そんなことをぼんやりと考えながらぼくが西野事務所に到着すると、郷里の茨城から駆けつけた西野さんの長兄ご夫妻や美登さん、そして西野さんの最晩年をもっとも身近でアシストしてきた方がぼくを迎え入れてくれた。すっかり荷物は整理されていて、こんなに広かったのかと驚くほど広々とした室内には、書籍・雑誌やパンフレットなど生前の作品群が展示されていた。そのデザインプロセスを伝える版下や指定紙は、誰もが息を呑むほど根気よく調整が施され、彼の人柄そのままの精緻な実直さが残されている。聞けば、西野さんはいつも締め切り直前まで執拗に調整を繰り返していたそうだ。物静かで繊細な印象を与えることの多かった西野作品がその背後に漂わせていた硬質な透明感は、実はこうした強靱な意志によって生み出されていたものだった。

当日は三日にわたる偲ぶ会の初日だったが、三々五々故人と縁の深い人々が訪れてきては、それぞれに思い出を語り合いながら、ゆったりと静かな午後のひとときは流れていった。彼が上京してまもない頃に出会ったという人からは、ぼくの知らない一面を知らされる。急ごしらえのロックバンドに誘われたときの演奏中スナップには、にわかロッカーとなって頬ふくらませ、サックスを吹いている長髪の西野さんが収まっていた。

縁のあった人々と同じ数だけバラバラに散っていた故人の記憶は、人々が集い持ち寄ることで再びそこで統合される。再構築された記憶の集合体は、偲びの場で束の間の再生を果たすのだ。通夜の本来の意味とはそういうことなのかもしれない。まさに、その日の午後はぼくにとって忘れがたい通夜となったのだった。以前もどこかで引用したような気がするのだが、中沢新一さんの『森のバロック』の序文には、ポール・ヴァレリーのこのような言葉が引かれている。

ある人の生涯を書く。かれの作品、かれの行為、かれの言ったこと、かれについて言われたこと、しかし、かれの生涯のうちでもっとも深く体験されたものは、取り逃がしてしまう。かれが見た夢、独特の感覚や局部的な苦悩や驚きや眼差し、偏愛したあるいは執拗につきまとわれた心象、たとえば放心状態に陥ったときなどに、かれの内部で歌われていた歌、こうした一切は認知しうるかれの歴史以上に、かれその人なのである。

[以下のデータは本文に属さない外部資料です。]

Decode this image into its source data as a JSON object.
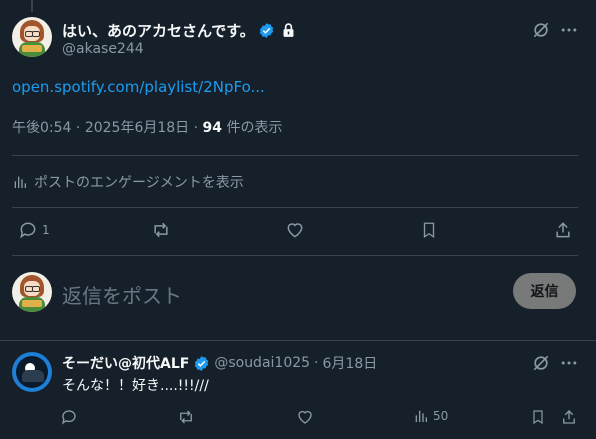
{
  "tweet": {
    "display_name": "はい、あのアカセさんです。",
    "handle": "@akase244",
    "link_text": "open.spotify.com/playlist/2NpFo...",
    "time": "午後0:54",
    "sep": "·",
    "date": "2025年6月18日",
    "views_count": "94",
    "views_label": "件の表示",
    "activity_label": "ポストのエンゲージメントを表示",
    "reply_count": "1"
  },
  "composer": {
    "placeholder": "返信をポスト",
    "button_label": "返信"
  },
  "reply": {
    "display_name": "そーだい@初代ALF",
    "handle": "@soudai1025",
    "sep": "·",
    "date": "6月18日",
    "text": "そんな！！好き....!!!///",
    "views_count": "50"
  },
  "colors": {
    "background": "#15202b",
    "accent": "#1d9bf0",
    "verified": "#1d9bf0",
    "muted": "#8b98a5",
    "divider": "#38444d"
  }
}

ある時期、ある瞬間に交差したぼくらの体験とその記憶は、複合的な一人の人間を構成するささやかなパーツに過ぎない。一瞬それぞれの人生を通過する瞬きにすぎない。しかし、彼の何気ない仕草や癖、独特な声のトーン、ふと垣間見せる無邪気な表情や無防備な後ろ姿。こうしたリアルな記憶の断片は、いまも生々しく甦ってくる。それらは褪せることなく、ぼくのなかに保存されているのだ。もし記憶というものに、力や喜び、そして希望さえもが秘められているのなら、ぼくは決して忘れることはないだろう。それがぼくのなかから消え去らないかぎり、そこで彼は生きつづけているのだから。